Honestly, it's a little hard to say that the Red Sox turned the tables on the Braves in the bottom of the inning. In fact, it was at least as much the Braves doing it to themselves. Brock Holt did hit a legitimate single to left, but Justin Upton provided the first gaffe of the frame by letting the ball bounce by him, allowing Holt to reach second. Xander Bogaerts was up to the challenge of knocking him in by flipping a single to right. The second defensive blunder of the inning would come in the next at bat, with Dustin Pedroia hitting a ground ball to his Atlanta counterpart Tommy LaStella. LaStella, however, would prove anything but Pedroia-like, fumbling the ball and failing to get the out at second, much less to start any possible double play. A.J. Pierzynski followed up with a line drive to center, and B.J. Upton mimicked his brother by letting the ball get away, enabling Bogaerts to score the tying run from third.

Then the old Red Sox poked their head out. Despite having the go-ahead run at third base with nobody out, the Sox could not so much as manage a sacrifice fly.

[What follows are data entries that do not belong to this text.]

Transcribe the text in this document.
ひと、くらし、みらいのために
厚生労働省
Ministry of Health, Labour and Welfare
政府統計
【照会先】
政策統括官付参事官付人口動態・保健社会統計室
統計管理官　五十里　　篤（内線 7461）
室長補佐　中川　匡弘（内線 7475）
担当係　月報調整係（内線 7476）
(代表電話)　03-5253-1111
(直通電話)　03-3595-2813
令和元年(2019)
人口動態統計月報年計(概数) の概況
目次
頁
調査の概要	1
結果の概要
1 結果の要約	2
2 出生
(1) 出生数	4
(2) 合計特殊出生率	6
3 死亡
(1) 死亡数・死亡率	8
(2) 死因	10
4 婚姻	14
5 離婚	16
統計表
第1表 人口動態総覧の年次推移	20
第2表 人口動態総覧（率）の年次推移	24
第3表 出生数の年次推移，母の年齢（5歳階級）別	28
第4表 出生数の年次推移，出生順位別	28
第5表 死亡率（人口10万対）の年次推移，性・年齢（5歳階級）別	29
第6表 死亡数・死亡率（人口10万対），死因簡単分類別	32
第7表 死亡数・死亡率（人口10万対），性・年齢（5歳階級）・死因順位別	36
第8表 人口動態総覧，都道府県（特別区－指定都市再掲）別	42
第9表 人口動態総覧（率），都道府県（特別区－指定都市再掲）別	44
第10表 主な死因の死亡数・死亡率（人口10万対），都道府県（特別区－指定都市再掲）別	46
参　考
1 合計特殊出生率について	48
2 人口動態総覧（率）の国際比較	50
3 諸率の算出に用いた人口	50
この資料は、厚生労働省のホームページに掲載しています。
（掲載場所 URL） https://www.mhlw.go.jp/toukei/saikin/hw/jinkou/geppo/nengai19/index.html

Jonny Gomes and Grady Sizemore both struck out, and after a brief David Ortiz pinch-hit appearance ended in an intentional walk to load the bases, it was David Ross flying out to send the game to the ninth.

There, two of the game's best closers in Koji Uehara and Craig Kimbrel faced off, but only one looked the part. Koji made quick work of the Braves despite a leadoff single from Ryan Doumit, while Kimbrel...well, he was just all over the place. Jackie Bradley Jr. drew a leadoff walk, and while Brock Holt tried to get the bunt down, Kimbrel just wouldn't let him, instead giving him a free pass of his own on five pitches. That brought Xander Bogaerts to the plate needing just a single to win the game. Kimbrel turned to his curveball for strikes one and two, then tried to blow an 0-2 fastball past the rookie. Xander was having none of it. The rocket off his bat was the kind that deserved a walkoff hit, but in the end it would be a walkoff error that finished the job.

A diving Chris Johnson managed to get his glove on the ball and, had he held onto it, could have given Kimbrel some small chance to survive. Instead he got greedy, and fired to second. The throw was less-than-ideal, and once again LaStella just could not come up with the ball. Jackie Bradley Jr. didn't waste time, heading straight home with the winning run as the Braves scrambled to recover, beating the throw with ease and wrapping up the sweep.

The Red Sox have problems at the plate. The Red Sox have health problems. Both of those were on display tonight. But they also have four straight wins, and finally saw positive signs from Jake Peavy. With Xander Bogaerts in full-on breakout mode right now, the Red Sox might just stand a chance at erasing the damage they suffered during that ten-game losing streak even before the offensive reinforcements arrive.